No mesmo período, e isso também é bem conhecido, as relações entre a família Bush e Bin Laden eram muito próximas e constantes (ambas detendo posições importantes no Grupo Carlyle). Khalifa, Bin Mafouz, Salem Bin Laden (meio-irmão de Osama) estavam no conselho do BCCI (nota do tradutor: Bank of Credit and Commerce International, famoso, entre outros por lavagem de dinheiro, investigado pelos próprios EUA, teria terminado suas operações, por ocasião de sua liquidação, mas, em 2002, o jornalista investigativo Denis Robert, afirmou que o banco continuava operando) quando enormes fluxos de caixa fluíram através do caso Irã-Contra. No final da década de 1980, quando alguns emissários republicanos se encontraram secretamente em Paris com os khomeinistas moderados para adiar a libertação dos reféns americanos em Teerã e, assim, derrotar Jimmy Carter nas eleições, o pai de George correu para a cúpula a bordo do avião de Salem bin Laden. Bin Laden investiu cerca de US $ 1,3 bilhão no Carlyle Group e James Baker, chefe da equipe de Bush Senior, admitiu oficialmente que Bush também se encontrou com Bin Laden em novembro de 1998 e janeiro de 2000.

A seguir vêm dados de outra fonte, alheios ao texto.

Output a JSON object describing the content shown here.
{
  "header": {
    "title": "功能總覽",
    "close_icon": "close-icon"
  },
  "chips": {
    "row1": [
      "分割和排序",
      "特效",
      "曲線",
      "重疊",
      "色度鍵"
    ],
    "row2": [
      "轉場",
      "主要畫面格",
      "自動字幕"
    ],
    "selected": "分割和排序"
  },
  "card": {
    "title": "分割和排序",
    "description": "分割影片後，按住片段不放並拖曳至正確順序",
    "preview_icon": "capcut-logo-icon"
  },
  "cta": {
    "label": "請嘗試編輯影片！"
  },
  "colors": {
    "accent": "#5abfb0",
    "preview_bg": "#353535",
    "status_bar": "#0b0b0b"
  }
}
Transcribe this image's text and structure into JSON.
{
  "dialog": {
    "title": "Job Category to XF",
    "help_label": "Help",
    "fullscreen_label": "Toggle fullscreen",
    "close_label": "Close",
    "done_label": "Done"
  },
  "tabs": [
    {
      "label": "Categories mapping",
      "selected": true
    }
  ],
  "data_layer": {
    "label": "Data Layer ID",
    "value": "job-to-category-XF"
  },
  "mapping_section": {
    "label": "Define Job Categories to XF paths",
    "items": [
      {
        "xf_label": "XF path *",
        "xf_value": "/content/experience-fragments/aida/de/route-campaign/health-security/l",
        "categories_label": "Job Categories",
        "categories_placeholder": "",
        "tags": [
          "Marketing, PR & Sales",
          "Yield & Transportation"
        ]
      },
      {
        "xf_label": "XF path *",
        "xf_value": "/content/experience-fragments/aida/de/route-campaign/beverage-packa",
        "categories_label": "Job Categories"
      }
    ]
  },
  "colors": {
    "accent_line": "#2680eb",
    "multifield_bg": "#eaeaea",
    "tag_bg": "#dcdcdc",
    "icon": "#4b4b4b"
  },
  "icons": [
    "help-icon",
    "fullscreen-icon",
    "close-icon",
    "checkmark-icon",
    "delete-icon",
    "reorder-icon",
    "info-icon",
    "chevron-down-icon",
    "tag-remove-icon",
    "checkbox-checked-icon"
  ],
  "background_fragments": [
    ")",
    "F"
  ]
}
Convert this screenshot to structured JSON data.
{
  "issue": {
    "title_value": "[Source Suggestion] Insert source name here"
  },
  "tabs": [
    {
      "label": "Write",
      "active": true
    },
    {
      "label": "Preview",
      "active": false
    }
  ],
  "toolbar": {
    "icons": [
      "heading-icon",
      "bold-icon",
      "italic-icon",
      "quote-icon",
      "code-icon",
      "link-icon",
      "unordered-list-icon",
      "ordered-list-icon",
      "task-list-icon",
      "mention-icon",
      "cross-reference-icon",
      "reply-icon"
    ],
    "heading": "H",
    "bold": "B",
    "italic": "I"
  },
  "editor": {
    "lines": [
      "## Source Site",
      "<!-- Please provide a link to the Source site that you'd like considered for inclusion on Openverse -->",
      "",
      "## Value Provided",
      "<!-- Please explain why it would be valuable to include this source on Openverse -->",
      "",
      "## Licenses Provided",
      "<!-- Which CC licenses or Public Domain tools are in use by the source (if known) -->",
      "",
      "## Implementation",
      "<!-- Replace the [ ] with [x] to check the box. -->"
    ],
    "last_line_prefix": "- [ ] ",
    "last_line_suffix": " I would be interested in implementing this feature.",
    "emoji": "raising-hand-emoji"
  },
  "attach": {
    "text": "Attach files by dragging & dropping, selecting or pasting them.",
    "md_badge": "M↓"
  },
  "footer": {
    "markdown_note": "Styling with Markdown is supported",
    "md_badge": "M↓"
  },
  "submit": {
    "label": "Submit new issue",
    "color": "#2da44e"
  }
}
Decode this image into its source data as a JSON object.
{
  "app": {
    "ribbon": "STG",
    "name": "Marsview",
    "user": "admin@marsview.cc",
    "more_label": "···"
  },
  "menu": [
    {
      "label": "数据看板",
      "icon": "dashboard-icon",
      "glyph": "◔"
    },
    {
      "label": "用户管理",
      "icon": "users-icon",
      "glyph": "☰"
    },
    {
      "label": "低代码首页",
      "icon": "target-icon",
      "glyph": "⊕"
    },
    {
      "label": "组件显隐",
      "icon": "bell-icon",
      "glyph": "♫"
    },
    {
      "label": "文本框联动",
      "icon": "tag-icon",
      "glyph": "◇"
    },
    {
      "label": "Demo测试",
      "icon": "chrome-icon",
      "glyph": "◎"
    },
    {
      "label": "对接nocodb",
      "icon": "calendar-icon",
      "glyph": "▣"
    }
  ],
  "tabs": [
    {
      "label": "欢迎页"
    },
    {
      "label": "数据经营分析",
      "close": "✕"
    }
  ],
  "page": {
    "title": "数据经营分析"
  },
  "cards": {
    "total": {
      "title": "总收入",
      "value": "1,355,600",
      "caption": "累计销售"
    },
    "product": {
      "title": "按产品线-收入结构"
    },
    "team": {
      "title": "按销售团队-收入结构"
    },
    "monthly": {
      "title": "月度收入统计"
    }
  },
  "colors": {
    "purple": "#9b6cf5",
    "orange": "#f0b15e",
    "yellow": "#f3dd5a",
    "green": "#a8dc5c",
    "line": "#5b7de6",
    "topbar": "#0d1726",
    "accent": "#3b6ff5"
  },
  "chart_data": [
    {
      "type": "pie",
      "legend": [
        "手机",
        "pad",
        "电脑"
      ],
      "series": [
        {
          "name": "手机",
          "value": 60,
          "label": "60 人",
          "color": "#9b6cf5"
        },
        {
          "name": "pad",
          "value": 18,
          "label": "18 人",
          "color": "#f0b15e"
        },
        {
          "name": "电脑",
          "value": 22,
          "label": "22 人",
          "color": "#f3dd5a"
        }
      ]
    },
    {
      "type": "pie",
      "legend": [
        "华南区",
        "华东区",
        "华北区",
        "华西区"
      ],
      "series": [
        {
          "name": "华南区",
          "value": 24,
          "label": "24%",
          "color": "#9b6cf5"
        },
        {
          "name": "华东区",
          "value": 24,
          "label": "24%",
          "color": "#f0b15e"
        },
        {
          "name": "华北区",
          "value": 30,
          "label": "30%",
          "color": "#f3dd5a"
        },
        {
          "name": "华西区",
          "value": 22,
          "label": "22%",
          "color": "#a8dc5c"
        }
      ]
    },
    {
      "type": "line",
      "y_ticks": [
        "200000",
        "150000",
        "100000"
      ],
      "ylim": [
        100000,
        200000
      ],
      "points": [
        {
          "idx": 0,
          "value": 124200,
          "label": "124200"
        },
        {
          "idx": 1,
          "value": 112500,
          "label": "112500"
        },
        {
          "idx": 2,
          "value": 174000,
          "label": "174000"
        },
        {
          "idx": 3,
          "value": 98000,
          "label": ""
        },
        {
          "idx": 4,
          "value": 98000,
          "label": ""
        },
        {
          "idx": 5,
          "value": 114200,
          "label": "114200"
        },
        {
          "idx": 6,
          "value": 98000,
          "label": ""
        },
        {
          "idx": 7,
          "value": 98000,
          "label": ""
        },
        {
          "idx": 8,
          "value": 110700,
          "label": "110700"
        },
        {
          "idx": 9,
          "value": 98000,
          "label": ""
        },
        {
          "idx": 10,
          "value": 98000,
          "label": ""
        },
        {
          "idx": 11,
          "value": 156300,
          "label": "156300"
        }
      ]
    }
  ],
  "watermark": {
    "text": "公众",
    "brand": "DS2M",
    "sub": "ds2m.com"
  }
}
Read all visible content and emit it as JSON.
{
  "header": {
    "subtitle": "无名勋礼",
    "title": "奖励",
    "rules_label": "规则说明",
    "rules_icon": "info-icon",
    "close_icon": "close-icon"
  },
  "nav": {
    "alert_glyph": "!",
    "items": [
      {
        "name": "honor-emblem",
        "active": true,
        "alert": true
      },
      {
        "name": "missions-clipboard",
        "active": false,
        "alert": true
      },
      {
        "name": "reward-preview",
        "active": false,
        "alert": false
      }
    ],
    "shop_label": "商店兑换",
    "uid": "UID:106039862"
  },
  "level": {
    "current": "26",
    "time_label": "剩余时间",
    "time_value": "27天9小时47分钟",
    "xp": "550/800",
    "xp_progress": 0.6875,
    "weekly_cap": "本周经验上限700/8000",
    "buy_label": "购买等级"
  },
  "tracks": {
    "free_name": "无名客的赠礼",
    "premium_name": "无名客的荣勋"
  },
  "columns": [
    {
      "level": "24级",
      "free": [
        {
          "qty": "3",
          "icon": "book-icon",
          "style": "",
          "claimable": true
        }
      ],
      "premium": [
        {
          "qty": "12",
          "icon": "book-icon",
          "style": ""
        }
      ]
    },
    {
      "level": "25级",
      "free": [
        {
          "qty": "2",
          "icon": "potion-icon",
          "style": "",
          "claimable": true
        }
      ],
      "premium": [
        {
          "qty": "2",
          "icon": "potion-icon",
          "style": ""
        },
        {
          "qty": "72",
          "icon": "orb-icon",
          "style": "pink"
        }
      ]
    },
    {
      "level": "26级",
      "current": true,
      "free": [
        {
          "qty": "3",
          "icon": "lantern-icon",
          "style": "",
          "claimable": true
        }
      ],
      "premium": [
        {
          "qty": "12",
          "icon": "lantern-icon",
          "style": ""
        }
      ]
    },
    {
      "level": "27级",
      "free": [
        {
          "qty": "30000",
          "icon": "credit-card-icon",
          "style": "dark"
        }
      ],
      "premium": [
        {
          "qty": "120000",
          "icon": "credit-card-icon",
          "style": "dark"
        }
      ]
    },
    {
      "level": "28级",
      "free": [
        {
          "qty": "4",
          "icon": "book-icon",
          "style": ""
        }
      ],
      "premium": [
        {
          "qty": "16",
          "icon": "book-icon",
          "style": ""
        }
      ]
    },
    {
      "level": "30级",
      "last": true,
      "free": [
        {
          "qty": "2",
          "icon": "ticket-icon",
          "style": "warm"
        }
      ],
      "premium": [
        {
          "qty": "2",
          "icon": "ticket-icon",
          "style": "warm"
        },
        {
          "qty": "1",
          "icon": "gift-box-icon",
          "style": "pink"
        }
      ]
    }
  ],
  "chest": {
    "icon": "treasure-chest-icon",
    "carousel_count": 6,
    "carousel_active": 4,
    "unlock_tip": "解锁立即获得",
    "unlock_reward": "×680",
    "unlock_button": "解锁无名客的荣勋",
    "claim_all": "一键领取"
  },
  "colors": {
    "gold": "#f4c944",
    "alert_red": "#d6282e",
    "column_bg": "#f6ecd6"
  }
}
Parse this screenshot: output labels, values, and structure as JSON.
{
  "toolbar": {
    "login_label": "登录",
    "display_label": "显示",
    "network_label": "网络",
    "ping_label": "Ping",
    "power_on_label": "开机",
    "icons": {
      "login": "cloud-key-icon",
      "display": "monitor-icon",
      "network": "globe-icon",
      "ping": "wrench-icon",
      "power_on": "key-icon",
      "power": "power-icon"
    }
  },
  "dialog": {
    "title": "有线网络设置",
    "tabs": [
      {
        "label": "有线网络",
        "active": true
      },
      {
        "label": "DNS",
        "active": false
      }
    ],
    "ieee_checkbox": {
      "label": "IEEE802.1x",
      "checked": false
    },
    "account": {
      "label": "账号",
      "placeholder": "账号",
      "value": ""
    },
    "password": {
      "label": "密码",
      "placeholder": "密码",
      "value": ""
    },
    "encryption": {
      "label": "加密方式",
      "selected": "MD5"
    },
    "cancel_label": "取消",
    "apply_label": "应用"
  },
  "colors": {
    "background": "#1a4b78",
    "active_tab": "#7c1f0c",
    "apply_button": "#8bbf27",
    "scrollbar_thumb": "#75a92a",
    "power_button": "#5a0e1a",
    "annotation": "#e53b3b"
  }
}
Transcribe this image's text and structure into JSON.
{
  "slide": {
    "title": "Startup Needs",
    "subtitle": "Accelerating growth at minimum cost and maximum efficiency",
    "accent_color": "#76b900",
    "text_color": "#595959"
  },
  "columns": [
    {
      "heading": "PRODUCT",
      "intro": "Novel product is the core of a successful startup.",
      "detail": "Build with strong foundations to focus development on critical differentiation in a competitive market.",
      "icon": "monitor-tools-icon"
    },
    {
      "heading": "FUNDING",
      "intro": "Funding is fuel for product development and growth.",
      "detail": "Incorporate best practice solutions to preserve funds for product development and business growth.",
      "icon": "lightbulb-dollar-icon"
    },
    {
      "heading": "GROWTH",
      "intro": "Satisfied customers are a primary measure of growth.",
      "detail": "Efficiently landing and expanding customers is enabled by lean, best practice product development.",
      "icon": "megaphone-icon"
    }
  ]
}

Assim, já podemos compreender com estes poucos acenos que o pedaço do “patriarcado americano” representado pela dinastia Bush se valeu de uma grande crueldade nas relações de poder com os alegados inimigos. Dentro das guerras, dentro do grande negócio da indústria de produção militar, dentro do cartel do petróleo que brindam à matança dos Kennedy e ao triunfo das monarquias do petróleo.
São estruturas de poder que perduram além do indivíduo, ao ponto de que mesmo uma pessoa de capacidade extremamente reduzida como George W. Bush, filho de George Herbert Walker Bush, conseguiu se tornar presidente também e orgulhosamente se declarou como “um presidente de guerra “e, assim, co-responsável pelos grandes desastres de guerra de que agora herdamos as consequências.
Não vamos, portanto, juntar-nos às canonizações de Bush. Nós precisamos medir a seriedade dos jornais pela sua incapacidade de apresentar o verdadeiro retrato de Bush pai.